Data centers écoresponsables : L’impact de l’hébergement des données
Aujourd’hui, les data centers représentent à eux seuls 17% de l’empreinte carbone du secteur technologique et 4% des émissions totales de gaz à effet de serre au niveau mondial. Leur empreinte carbone est donc similaire à celle de l’aviation ou de l’industrie.
Un data center, ou centre de données, est un site physique et sécurisé regroupant toutes les infrastructures nécessaires au stockage, à la sauvegarde et à la distribution de données informatiques. De plus, il contient une infrastructure électrique adaptée et un système de refroidissement conséquent.
L’infrastructure électrique doit être capable d’alimenter tout le matériel informatique, ainsi que le système de refroidissement. Il doit également être fiable et disponible 24h/24 pour éviter toute coupure d’alimentation. Quand au système de refroidissement, il doit être efficace pour éviter que les serveurs, et tout le matériel informatique, ne surchauffent et ne s’usent prématurément. 40 à 50% de la consommation énergétique des data centers est d’ailleurs liée à la climatisation et aux systèmes de refroidissement.

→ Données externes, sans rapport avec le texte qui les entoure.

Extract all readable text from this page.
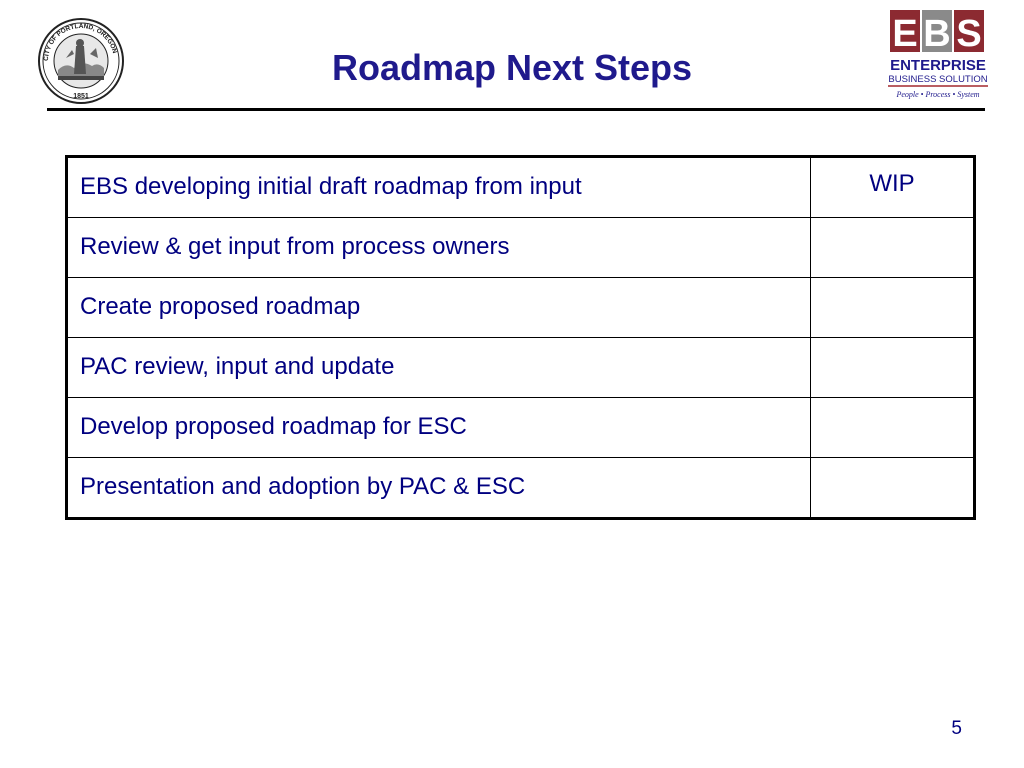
CITY OF PORTLAND, OREGON
1851
Roadmap Next Steps
E B S
ENTERPRISE
BUSINESS SOLUTION
People • Process • System
EBS developing initial draft roadmap from input	WIP
Review & get input from process owners	
Create proposed roadmap	
PAC review, input and update	
Develop proposed roadmap for ESC	
Presentation and adoption by PAC & ESC	
5
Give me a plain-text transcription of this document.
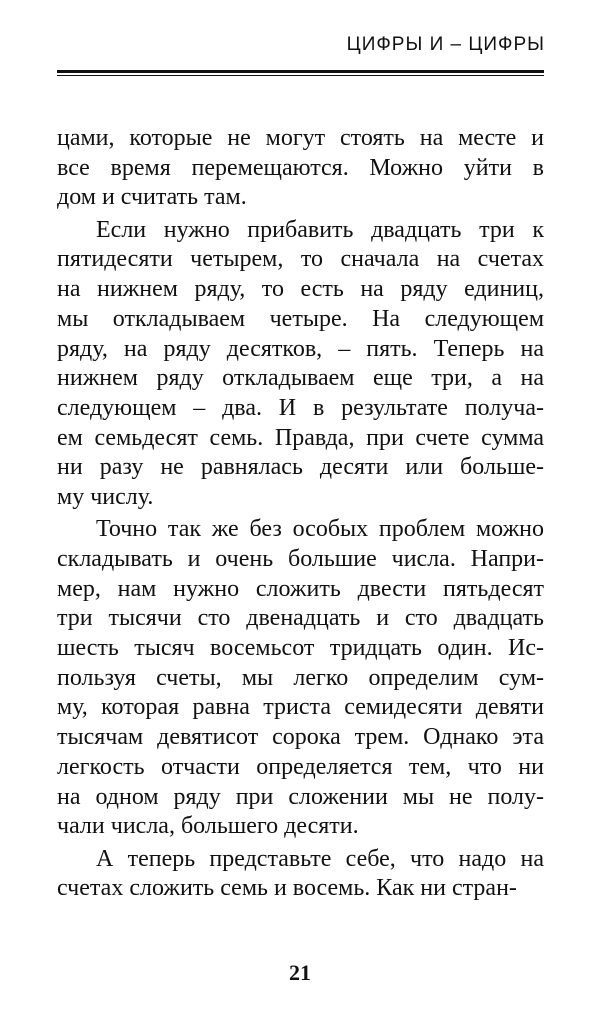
ЦИФРЫ И – ЦИФРЫ
цами, которые не могут стоять на месте и
все время перемещаются. Можно уйти в
дом и считать там.
Если нужно прибавить двадцать три к
пятидесяти четырем, то сначала на счетах
на нижнем ряду, то есть на ряду единиц,
мы откладываем четыре. На следующем
ряду, на ряду десятков, – пять. Теперь на
нижнем ряду откладываем еще три, а на
следующем – два. И в результате получа-
ем семьдесят семь. Правда, при счете сумма
ни разу не равнялась десяти или большe-
му числу.
Точно так же без особых проблем можно
складывать и очень большие числа. Напри-
мер, нам нужно сложить двести пятьдесят
три тысячи сто двенадцать и сто двадцать
шесть тысяч восемьсот тридцать один. Ис-
пользуя счеты, мы легко определим сум-
му, которая равна триста семидесяти девяти
тысячам девятисот сорока трем. Однако эта
легкость отчасти определяется тем, что ни
на одном ряду при сложении мы не полу-
чали числа, большего десяти.
А теперь представьте себе, что надо на
счетах сложить семь и восемь. Как ни стран-
21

L’infrastructure électrique et le système de refroidissement sont donc principalement les deux points sur lesquels les centres de données se concentrent pour augmenter leur performance énergétique et réduire leur impact environnemental.

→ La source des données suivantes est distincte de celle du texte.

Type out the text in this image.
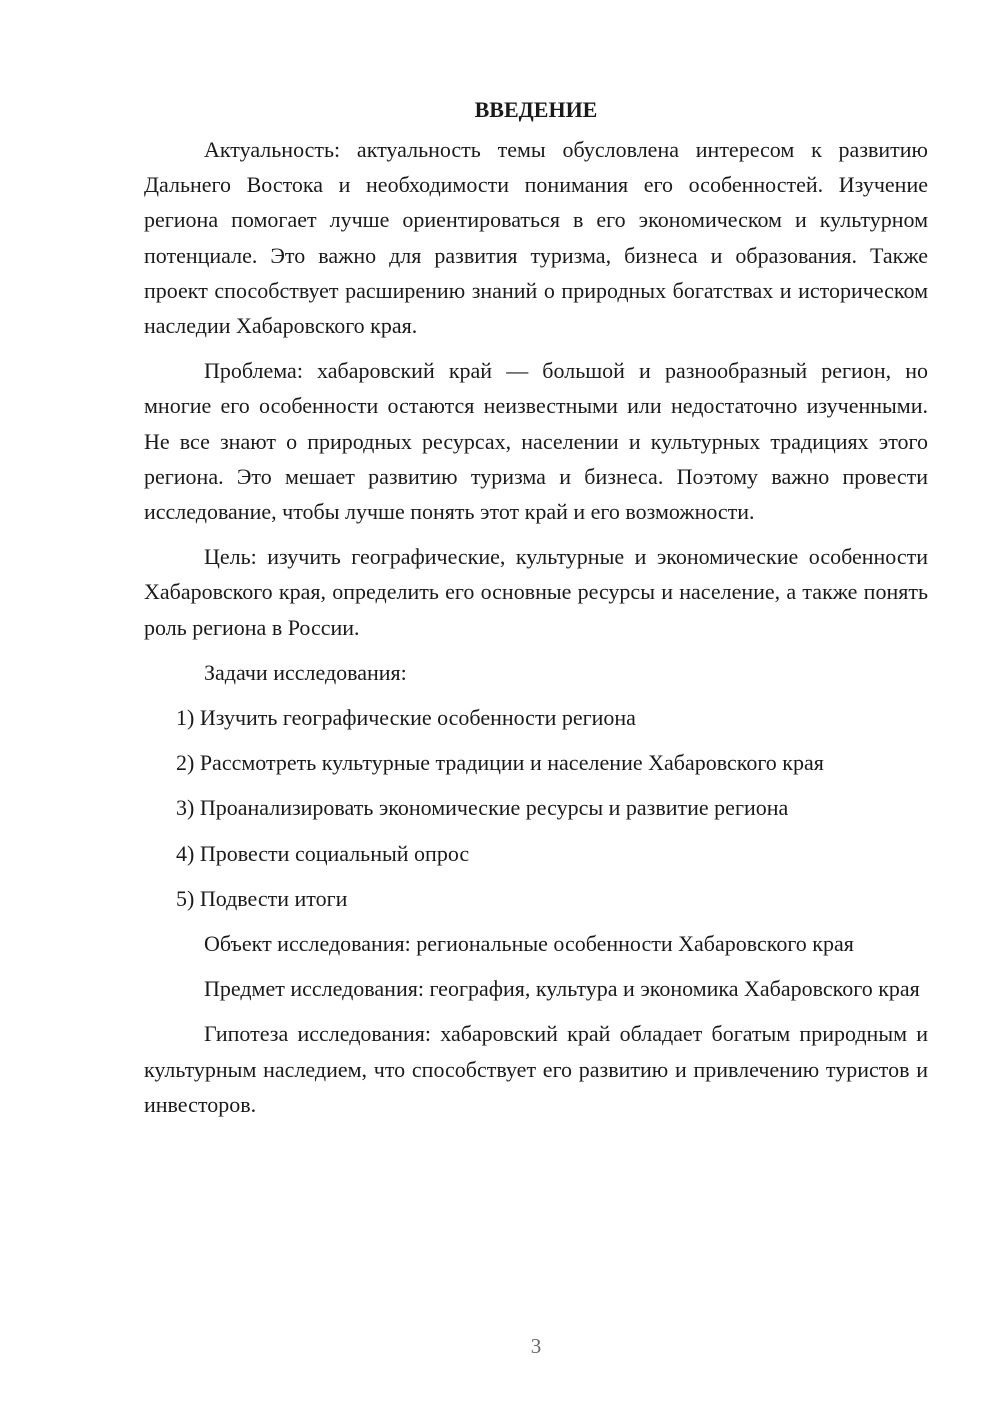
ВВЕДЕНИЕ

Актуальность: актуальность темы обусловлена интересом к развитию Дальнего Востока и необходимости понимания его особенностей. Изучение региона помогает лучше ориентироваться в его экономическом и культурном потенциале. Это важно для развития туризма, бизнеса и образования. Также проект способствует расширению знаний о природных богатствах и историческом наследии Хабаровского края.

Проблема: хабаровский край — большой и разнообразный регион, но многие его особенности остаются неизвестными или недостаточно изученными. Не все знают о природных ресурсах, населении и культурных традициях этого региона. Это мешает развитию туризма и бизнеса. Поэтому важно провести исследование, чтобы лучше понять этот край и его возможности.

Цель: изучить географические, культурные и экономические особенности Хабаровского края, определить его основные ресурсы и население, а также понять роль региона в России.

Задачи исследования:

1) Изучить географические особенности региона
2) Рассмотреть культурные традиции и население Хабаровского края
3) Проанализировать экономические ресурсы и развитие региона
4) Провести социальный опрос
5) Подвести итоги

Объект исследования: региональные особенности Хабаровского края

Предмет исследования: география, культура и экономика Хабаровского края

Гипотеза исследования: хабаровский край обладает богатым природным и культурным наследием, что способствует его развитию и привлечению туристов и инвесторов.

3
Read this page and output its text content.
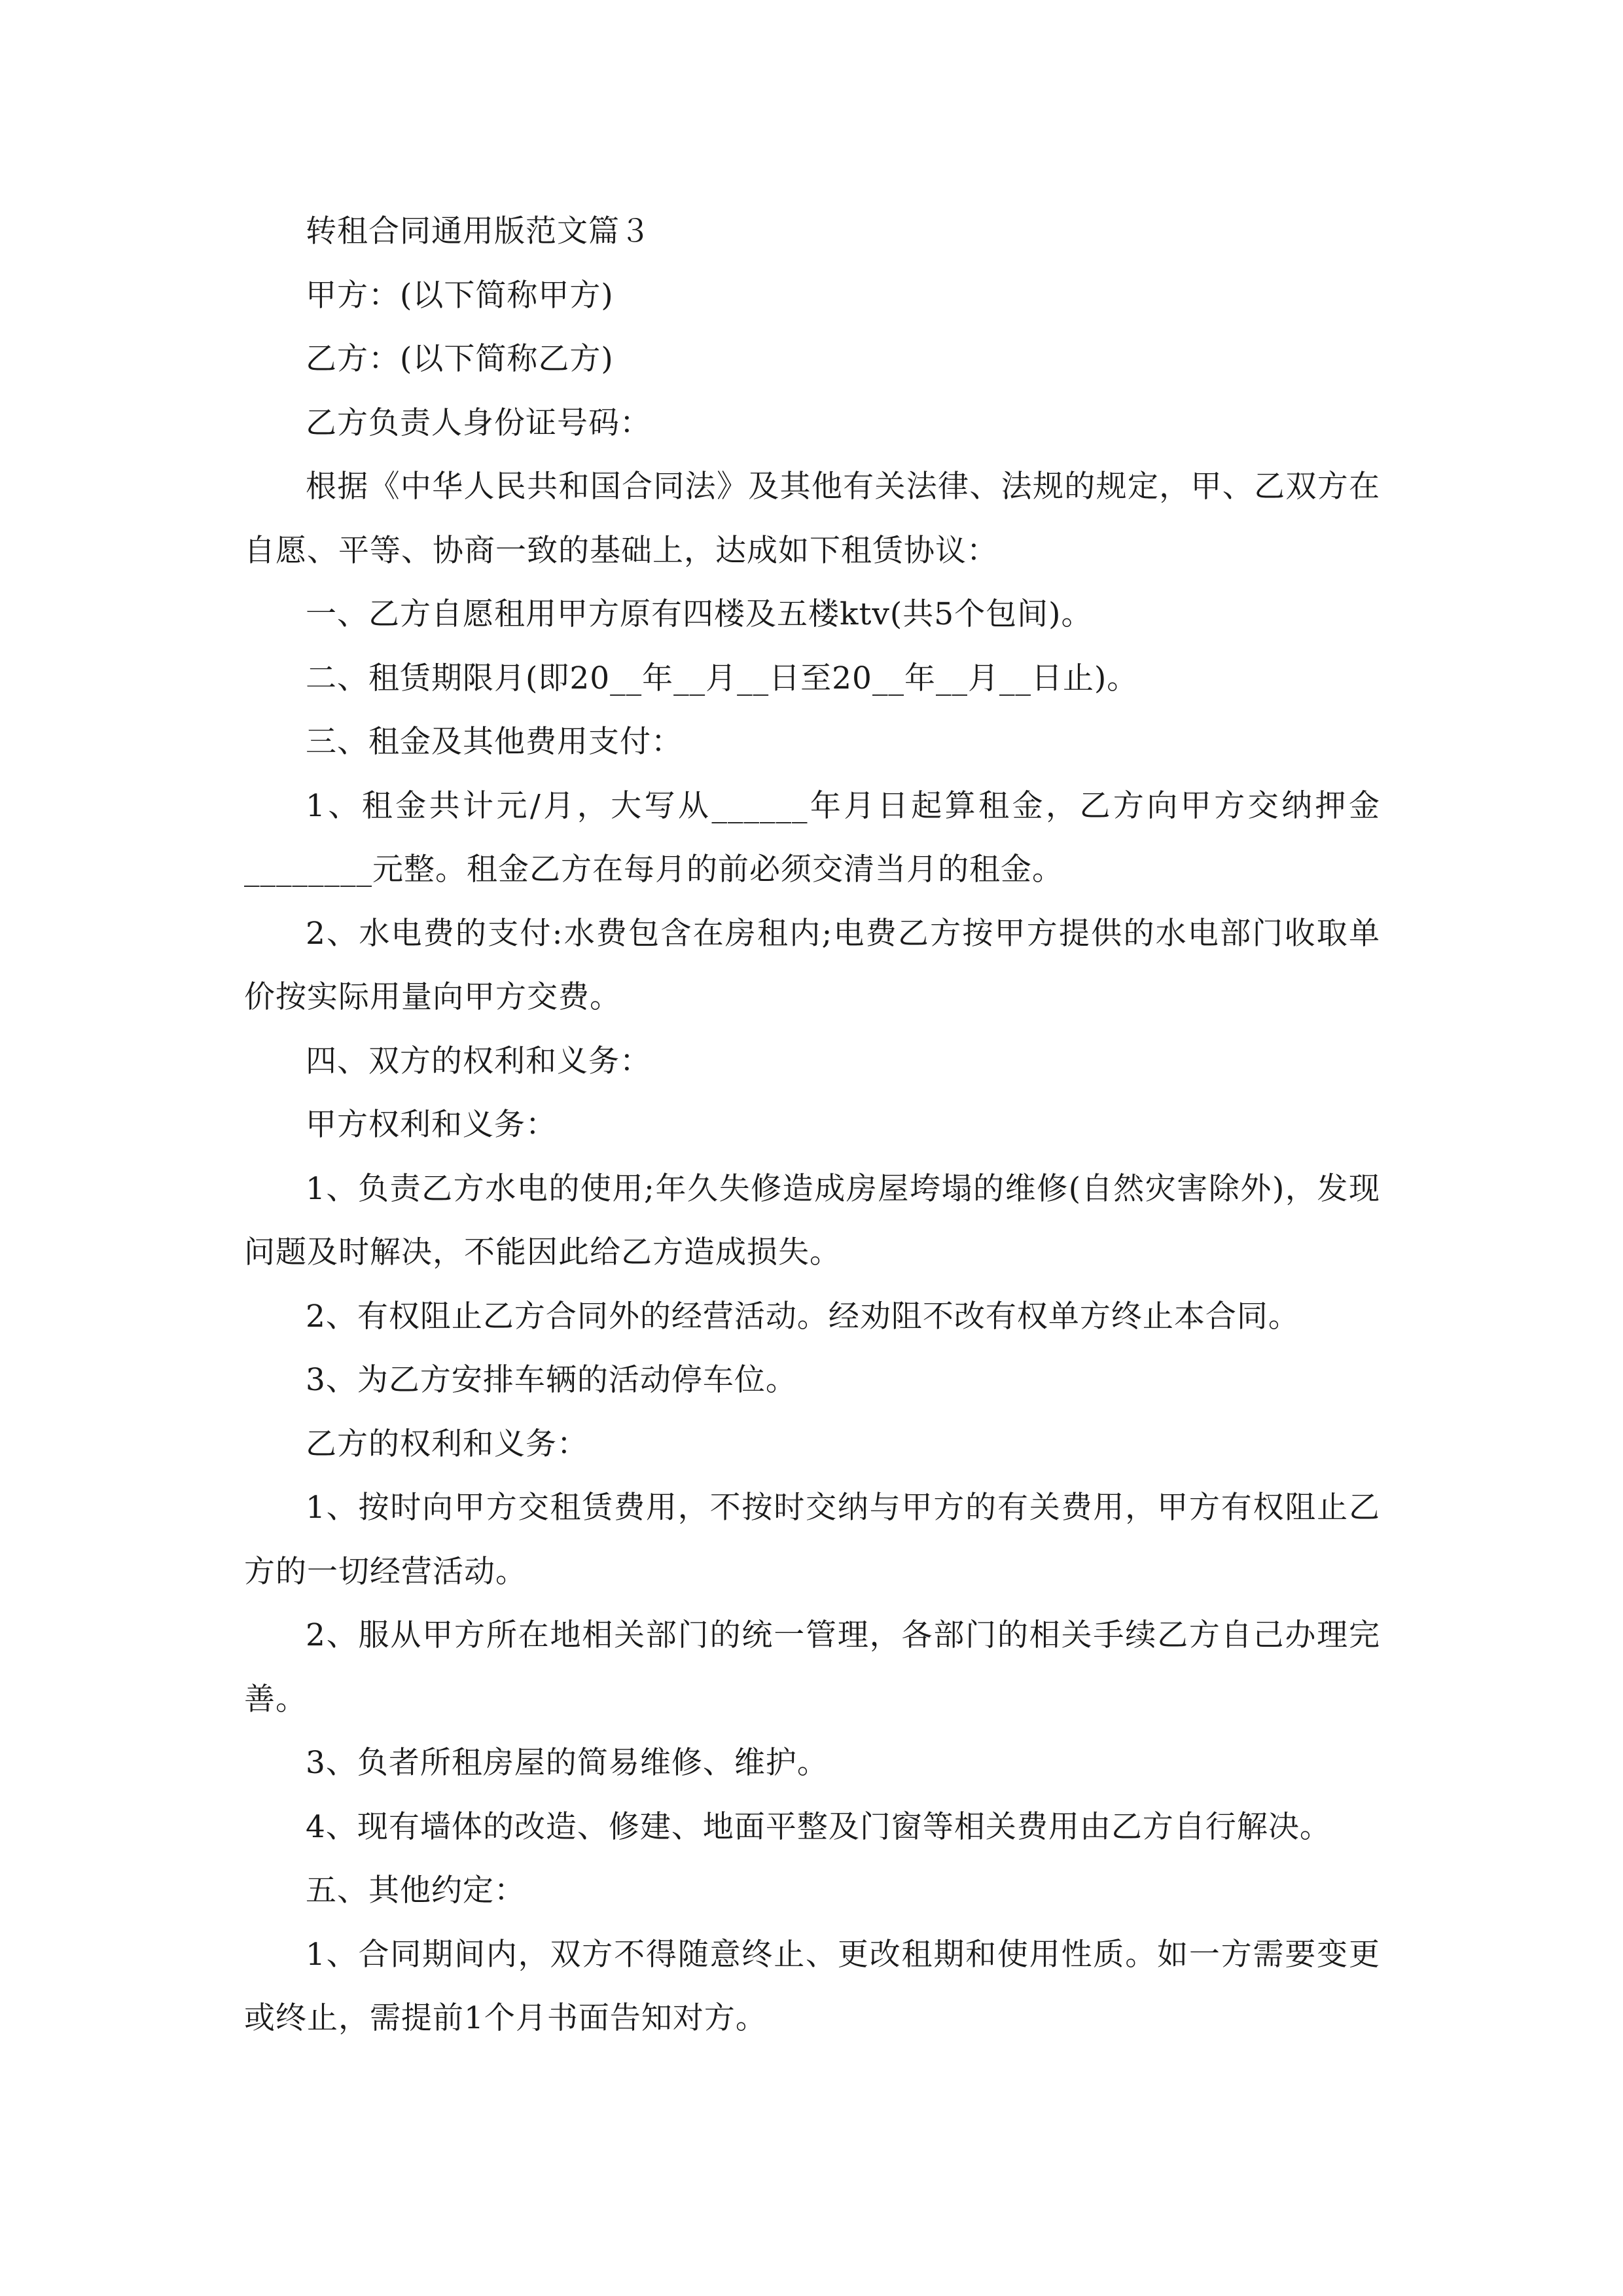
转租合同通用版范文篇３

甲方：(以下简称甲方)

乙方：(以下简称乙方)

乙方负责人身份证号码：

根据《中华人民共和国合同法》及其他有关法律、法规的规定，甲、乙双方在自愿、平等、协商一致的基础上，达成如下租赁协议：

一、乙方自愿租用甲方原有四楼及五楼ktv(共5个包间)。

二、租赁期限月(即20__年__月__日至20__年__月__日止)。

三、租金及其他费用支付：

1、租金共计元/月，大写从______年月日起算租金，乙方向甲方交纳押金________元整。租金乙方在每月的前必须交清当月的租金。

2、水电费的支付:水费包含在房租内;电费乙方按甲方提供的水电部门收取单价按实际用量向甲方交费。

四、双方的权利和义务：

甲方权利和义务：

1、负责乙方水电的使用;年久失修造成房屋垮塌的维修(自然灾害除外)，发现问题及时解决，不能因此给乙方造成损失。

2、有权阻止乙方合同外的经营活动。经劝阻不改有权单方终止本合同。

3、为乙方安排车辆的活动停车位。

乙方的权利和义务：

1、按时向甲方交租赁费用，不按时交纳与甲方的有关费用，甲方有权阻止乙方的一切经营活动。

2、服从甲方所在地相关部门的统一管理，各部门的相关手续乙方自己办理完善。

3、负者所租房屋的简易维修、维护。

4、现有墙体的改造、修建、地面平整及门窗等相关费用由乙方自行解决。

五、其他约定：

1、合同期间内，双方不得随意终止、更改租期和使用性质。如一方需要变更或终止，需提前1个月书面告知对方。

Car en effet, selon l’Ademe, en 2019 la consommation énergétique des data centers représentait près de 10% de l’électricité mondiale, dont 84,3% est produite par des énergies fossiles carbonées.
Nous retrouvons le même ordre de grandeur en France : 10% de l’électricité produite est consommée uniquement par des data centers. Et nous en comptons environ 200 dans l’hexagone, soit 20 fois plus qu’il y a deux ans. Plus de 90% des données disponibles aujourd’hui ont été générées entre 2015 et 2017, et ce volume d’information double tous les deux ans. De ce fait, le nombre de data centers et la consommation en énergie pour stocker et traiter ces données ne cessent de s’accroître.

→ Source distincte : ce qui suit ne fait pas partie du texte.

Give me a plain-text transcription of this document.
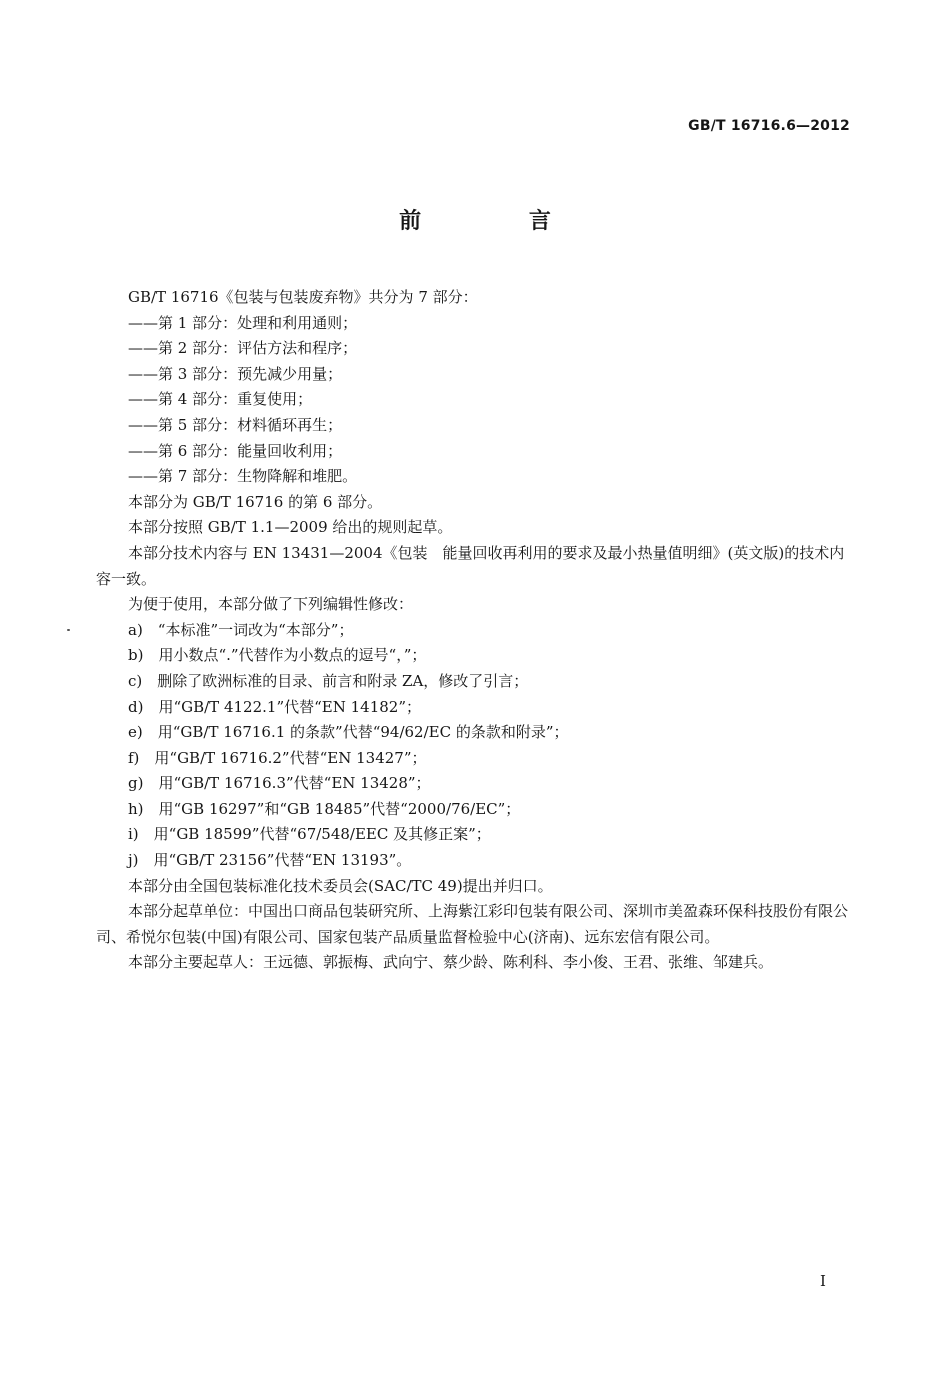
GB/T 16716.6—2012
前 言
GB/T 16716《包装与包装废弃物》共分为 7 部分：
——第 1 部分：处理和利用通则；
——第 2 部分：评估方法和程序；
——第 3 部分：预先减少用量；
——第 4 部分：重复使用；
——第 5 部分：材料循环再生；
——第 6 部分：能量回收利用；
——第 7 部分：生物降解和堆肥。
本部分为 GB/T 16716 的第 6 部分。
本部分按照 GB/T 1.1—2009 给出的规则起草。
本部分技术内容与 EN 13431—2004《包装　能量回收再利用的要求及最小热量值明细》(英文版)的技术内容一致。
为便于使用，本部分做了下列编辑性修改：
a)　“本标准”一词改为“本部分”；
b)　用小数点“.”代替作为小数点的逗号“，”；
c)　删除了欧洲标准的目录、前言和附录 ZA，修改了引言；
d)　用“GB/T 4122.1”代替“EN 14182”；
e)　用“GB/T 16716.1 的条款”代替“94/62/EC 的条款和附录”；
f)　用“GB/T 16716.2”代替“EN 13427”；
g)　用“GB/T 16716.3”代替“EN 13428”；
h)　用“GB 16297”和“GB 18485”代替“2000/76/EC”；
i)　用“GB 18599”代替“67/548/EEC 及其修正案”；
j)　用“GB/T 23156”代替“EN 13193”。
本部分由全国包装标准化技术委员会(SAC/TC 49)提出并归口。
本部分起草单位：中国出口商品包装研究所、上海紫江彩印包装有限公司、深圳市美盈森环保科技股份有限公司、希悦尔包装(中国)有限公司、国家包装产品质量监督检验中心(济南)、远东宏信有限公司。
本部分主要起草人：王远德、郭振梅、武向宁、蔡少龄、陈利科、李小俊、王君、张维、邹建兵。
I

Il faut également penser au caractère physique du numérique. Par exemple, une puce électronique de 2 grammes nécessite l’extraction de 32 kg de matière, on parle d’un facteur 16 000 ! Les data centers étant composés d’ordinateurs, il faut aussi tenir compte de ce paramètre.
Le cloud, et donc le stockage et la mise à disposition de données dans le monde entier, est une réalité physique importante et en forte croissance.
Comment les data centers essaient de contribuer à un numérique plus responsable ?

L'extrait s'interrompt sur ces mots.